La parte regulada de la etiqueta de un complemento es estrecha, pero realmente fiable: el nombre de la fuente, la cantidad, el %VRN y cualquier declaración autorizada. La parte persuasiva no está regulada y, en su mayor parte, no se puede verificar. «Quelado» no tiene definición legal, pero se sitúa encima de un nombre de sal que sí la tiene. «Bioactivo» describe una química real que solo la lista de ingredientes puede confirmar. «Liposomal» es la rara palabra de marketing que la normativa europea de nuevos alimentos menciona de forma explícita, mientras la evidencia humana que la respalda sigue siendo estrecha. Juzga un producto por las cifras con las que se compromete y trata cada adjetivo como una afirmación pendiente de comprobar. Ese hábito funciona con todas las marcas, la nuestra incluida.

Fuentes

  1. Directive 2002/46/EC on food supplements, consolidated text including Annex II (permitted vitamin and mineral sources). Parlamento Europeo y Consejo, texto consolidado de 2017.

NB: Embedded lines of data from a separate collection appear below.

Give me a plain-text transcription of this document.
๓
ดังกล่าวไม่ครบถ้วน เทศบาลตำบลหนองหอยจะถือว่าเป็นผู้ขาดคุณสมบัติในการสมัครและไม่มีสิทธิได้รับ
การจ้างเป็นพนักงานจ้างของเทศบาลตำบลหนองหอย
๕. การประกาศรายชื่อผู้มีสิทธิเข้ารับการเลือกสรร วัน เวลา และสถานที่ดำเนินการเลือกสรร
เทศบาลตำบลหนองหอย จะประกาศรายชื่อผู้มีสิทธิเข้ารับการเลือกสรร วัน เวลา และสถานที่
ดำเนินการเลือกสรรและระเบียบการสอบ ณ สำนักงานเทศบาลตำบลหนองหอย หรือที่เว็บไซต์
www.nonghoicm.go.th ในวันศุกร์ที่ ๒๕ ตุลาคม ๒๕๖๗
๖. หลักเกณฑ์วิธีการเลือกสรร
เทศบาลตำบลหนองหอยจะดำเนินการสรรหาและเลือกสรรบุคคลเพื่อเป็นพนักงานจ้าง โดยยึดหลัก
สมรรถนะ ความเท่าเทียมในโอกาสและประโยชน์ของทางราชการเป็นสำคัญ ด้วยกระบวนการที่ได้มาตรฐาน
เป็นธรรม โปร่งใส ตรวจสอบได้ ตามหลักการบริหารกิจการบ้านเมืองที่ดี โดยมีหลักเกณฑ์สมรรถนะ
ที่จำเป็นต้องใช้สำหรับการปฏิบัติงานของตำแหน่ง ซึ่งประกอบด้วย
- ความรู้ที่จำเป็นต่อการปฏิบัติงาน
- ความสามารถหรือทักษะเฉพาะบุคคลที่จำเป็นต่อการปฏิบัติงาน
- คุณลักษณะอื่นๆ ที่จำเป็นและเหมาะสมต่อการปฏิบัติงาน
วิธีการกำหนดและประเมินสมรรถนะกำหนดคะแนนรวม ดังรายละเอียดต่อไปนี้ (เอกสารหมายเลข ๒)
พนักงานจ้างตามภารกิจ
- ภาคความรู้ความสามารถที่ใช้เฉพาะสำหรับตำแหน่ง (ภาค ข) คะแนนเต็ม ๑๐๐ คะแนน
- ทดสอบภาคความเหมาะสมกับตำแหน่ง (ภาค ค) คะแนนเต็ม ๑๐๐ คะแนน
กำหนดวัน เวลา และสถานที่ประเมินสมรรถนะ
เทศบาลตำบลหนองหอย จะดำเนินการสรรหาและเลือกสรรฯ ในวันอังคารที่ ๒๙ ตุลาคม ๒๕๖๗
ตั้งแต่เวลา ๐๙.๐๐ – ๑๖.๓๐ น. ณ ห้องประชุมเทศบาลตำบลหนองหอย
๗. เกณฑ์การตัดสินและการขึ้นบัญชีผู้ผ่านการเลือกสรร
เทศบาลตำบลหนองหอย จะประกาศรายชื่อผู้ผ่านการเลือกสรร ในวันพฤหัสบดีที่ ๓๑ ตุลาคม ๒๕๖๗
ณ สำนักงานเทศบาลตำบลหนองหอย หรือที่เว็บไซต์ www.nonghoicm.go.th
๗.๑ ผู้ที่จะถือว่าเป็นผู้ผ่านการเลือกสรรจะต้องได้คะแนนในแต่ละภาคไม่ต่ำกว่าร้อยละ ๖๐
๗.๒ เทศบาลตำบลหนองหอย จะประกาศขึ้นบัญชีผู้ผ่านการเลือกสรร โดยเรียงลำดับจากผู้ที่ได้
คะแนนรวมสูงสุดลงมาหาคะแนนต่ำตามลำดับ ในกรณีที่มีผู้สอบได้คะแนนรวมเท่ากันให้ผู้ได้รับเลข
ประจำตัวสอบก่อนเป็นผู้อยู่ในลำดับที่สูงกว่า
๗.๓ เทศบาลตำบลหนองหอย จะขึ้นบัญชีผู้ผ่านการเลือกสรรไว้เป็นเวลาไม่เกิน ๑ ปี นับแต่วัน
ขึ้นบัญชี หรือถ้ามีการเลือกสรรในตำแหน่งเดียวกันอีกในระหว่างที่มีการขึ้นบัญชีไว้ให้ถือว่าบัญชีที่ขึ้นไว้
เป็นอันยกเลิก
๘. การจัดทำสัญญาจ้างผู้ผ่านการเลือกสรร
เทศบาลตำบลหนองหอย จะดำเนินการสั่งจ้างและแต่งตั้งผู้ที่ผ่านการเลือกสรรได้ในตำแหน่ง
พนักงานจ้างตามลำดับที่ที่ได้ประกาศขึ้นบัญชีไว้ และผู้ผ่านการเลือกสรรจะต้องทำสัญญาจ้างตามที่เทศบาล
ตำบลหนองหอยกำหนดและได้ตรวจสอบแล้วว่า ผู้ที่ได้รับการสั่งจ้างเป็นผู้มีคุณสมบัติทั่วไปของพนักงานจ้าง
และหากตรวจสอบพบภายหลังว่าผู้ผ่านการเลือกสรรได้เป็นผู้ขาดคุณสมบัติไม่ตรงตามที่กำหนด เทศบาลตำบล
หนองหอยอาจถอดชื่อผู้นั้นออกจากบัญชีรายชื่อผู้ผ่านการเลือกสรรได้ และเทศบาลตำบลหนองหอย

  2. Regulation (EC) No 1170/2009 amending Annexes I and II of Directive 2002/46/EC. Comisión Europea, 2009.
  3. Regulation (EC) No 1924/2006 on nutrition and health claims made on foods, including the Annex conditions for "source of" and "high in". Parlamento Europeo y Consejo, 2006.
  4. Regulation (EU) No 1169/2011 on food information to consumers, Annex XIII (Nutrient Reference Values and the 15% significant amount rule). Parlamento Europeo y Consejo, 2011.
  5. Regulation (EU) No 432/2012 establishing a list of permitted health claims made on foods. Comisión Europea, 2012.
  6. EU Register of nutrition and health claims made on foods. Comisión Europea, Portal de Información sobre Alimentos y Piensos.
  7. Regulation (EU) 2015/2283 on novel foods, including the statement that the definition may cover food consisting of certain micelles or liposomes. Parlamento Europeo y Consejo, 2015.
  8. Regulation (EC) No 1334/2008 on flavourings, the one place EU food law defines the term "natural". Parlamento Europeo y Consejo, 2008.
  9. Walker AF, Marakis G, Christie S, Byng M. Mg citrate found more bioavailable than other Mg preparations in a randomised, double-blind study. Magnesium Research, 2003.
  10. Barrie SA, Wright JV, Pizzorno JE, Kutter E, Barron PC. Comparative absorption of zinc picolinate, zinc citrate and zinc gluconate in humans. Agents and Actions, 1987.
  11. Davis JL, Paris HL, Beals JW, et al. Liposomal-encapsulated ascorbic acid: influence on vitamin C bioavailability and capacity to protect against ischaemia reperfusion injury. Nutrition and Metabolic Insights, 2016.
  12. Liposomal delivery enhances absorption of vitamin C into plasma and leukocytes: a double-blind, placebo-controlled study. European Journal of Nutrition, 2024.
  13. Do liposomal vitamin C formulations have improved bioavailability? A scoping review identifying future research needs. Basic and Clinical Pharmacology and Toxicology, 2025.